NM-404 I-124 ([124I]CLR-1404, LIGHT ) is a phospholipid ether analog labeled with iodine I 124, with a potential imaging property upon positron emission tomography (PET). Upon administration, NM-404 I-124 selectively accumulates in and is retained within tumor cells for a prolonged period of time due to the decreased activity of a phospholipase D (PLD), most likely isoform 1 of PLD, in tumor cells compared to normal cells. As tumor cells are unable to metabolize and eliminate MN404, tumor cells can be visualized upon PET imaging. In addition, NM-404 I-124 may provide a more accurate image of the tumor than imaging with the current standard. PLD is an enzyme found in the cell membrane of normal cells that degrades phospholipids. NM-404 I-124 enters cells predominately via lipid rafts, specialized microdomains of plasma membranes enriched in cholesterol and glycosphingolipids, which are found to be overexpressed 6-10 fold in malignant cells compared to normal cells. Although blood pool uptake in major vascular structures demonstrates high uptake initially, there is no significant CLR1404 uptake in normal brain tissue. Therefore, avid brain tumor uptake results in high tumor to back-ground signal and thus clear identification of viable tumor cells on PET scans. NM-404 I-124 selectively illuminated malignant tumors in 52 of 54 animal models of cancer, demonstrating evidence of broad-spectrum, cancer-selective uptake and retention. FDA granted orphan drug designation in the United States for NM-404 I-124 as a diagnostic for the management of glioma.
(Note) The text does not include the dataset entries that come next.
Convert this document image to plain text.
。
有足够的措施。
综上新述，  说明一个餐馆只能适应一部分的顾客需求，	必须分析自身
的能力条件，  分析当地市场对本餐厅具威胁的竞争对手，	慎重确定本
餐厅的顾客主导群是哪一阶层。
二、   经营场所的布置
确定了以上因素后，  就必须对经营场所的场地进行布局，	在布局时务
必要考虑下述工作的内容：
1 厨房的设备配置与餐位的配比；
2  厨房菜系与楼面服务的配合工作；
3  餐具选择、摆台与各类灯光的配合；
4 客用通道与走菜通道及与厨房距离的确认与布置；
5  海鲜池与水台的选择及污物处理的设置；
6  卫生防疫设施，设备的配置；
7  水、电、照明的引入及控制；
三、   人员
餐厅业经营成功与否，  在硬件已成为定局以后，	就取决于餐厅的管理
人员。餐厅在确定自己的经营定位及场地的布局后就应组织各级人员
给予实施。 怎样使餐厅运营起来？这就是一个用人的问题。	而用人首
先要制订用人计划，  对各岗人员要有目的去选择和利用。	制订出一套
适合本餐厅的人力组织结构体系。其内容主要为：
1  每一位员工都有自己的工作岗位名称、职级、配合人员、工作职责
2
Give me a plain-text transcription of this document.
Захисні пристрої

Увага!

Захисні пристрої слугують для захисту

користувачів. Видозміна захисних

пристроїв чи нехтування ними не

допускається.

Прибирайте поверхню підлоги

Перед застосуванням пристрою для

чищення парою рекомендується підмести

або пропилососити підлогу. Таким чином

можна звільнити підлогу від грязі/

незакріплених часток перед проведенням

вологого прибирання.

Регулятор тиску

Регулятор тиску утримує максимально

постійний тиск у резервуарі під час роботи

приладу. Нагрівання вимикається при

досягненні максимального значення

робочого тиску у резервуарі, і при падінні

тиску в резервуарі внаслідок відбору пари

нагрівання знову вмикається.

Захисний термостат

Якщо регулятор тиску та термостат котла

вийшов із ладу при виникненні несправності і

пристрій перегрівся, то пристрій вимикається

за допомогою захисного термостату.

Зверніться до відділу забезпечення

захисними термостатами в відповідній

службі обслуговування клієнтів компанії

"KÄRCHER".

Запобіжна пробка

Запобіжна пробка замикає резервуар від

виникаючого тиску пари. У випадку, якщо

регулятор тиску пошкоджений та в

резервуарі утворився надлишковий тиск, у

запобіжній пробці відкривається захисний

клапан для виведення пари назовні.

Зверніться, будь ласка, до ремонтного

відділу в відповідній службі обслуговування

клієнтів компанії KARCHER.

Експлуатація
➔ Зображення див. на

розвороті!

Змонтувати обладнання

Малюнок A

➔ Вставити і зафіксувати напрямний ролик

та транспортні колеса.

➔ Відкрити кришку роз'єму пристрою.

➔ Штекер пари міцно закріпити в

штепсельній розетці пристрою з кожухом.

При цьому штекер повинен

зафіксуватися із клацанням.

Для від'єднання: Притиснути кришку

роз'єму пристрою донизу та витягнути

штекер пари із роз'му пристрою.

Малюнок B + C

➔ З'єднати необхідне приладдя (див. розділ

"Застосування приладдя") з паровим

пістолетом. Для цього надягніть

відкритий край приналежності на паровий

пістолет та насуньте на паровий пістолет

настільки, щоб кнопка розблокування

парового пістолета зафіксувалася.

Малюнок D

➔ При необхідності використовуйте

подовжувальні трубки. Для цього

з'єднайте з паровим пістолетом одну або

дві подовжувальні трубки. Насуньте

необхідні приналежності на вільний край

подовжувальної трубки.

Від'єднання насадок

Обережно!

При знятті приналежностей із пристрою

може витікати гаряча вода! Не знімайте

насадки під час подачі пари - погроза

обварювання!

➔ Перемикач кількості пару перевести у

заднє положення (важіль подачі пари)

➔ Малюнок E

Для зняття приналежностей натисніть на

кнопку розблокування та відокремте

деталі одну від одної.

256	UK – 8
Nevanimibe (also known as PD-132301 and ATR101) is an acetyl-CoA C-acyltransferase (ACAT1) inhibitor. Millendo Therapeutics is currently advancing the development of nevanimibe for the treatment of two orphan adrenal diseases: classic congenital adrenal hyperplasia (CAH) and endogenous Cushing's syndrome (CS). Both of these diseases are associated with an overactive adrenal cortex causing excess steroid production. Millendo believes that nevanimibe represents an adrenal-specific approach that will address these diseases through the reduction of adrenal steroid production. Millendo is currently conducting Phase 2 clinical trial to assess the safety and efficacy of nevanimibe in subjects with endogenous Cushing’s syndrome and for the treatment of adult CAH.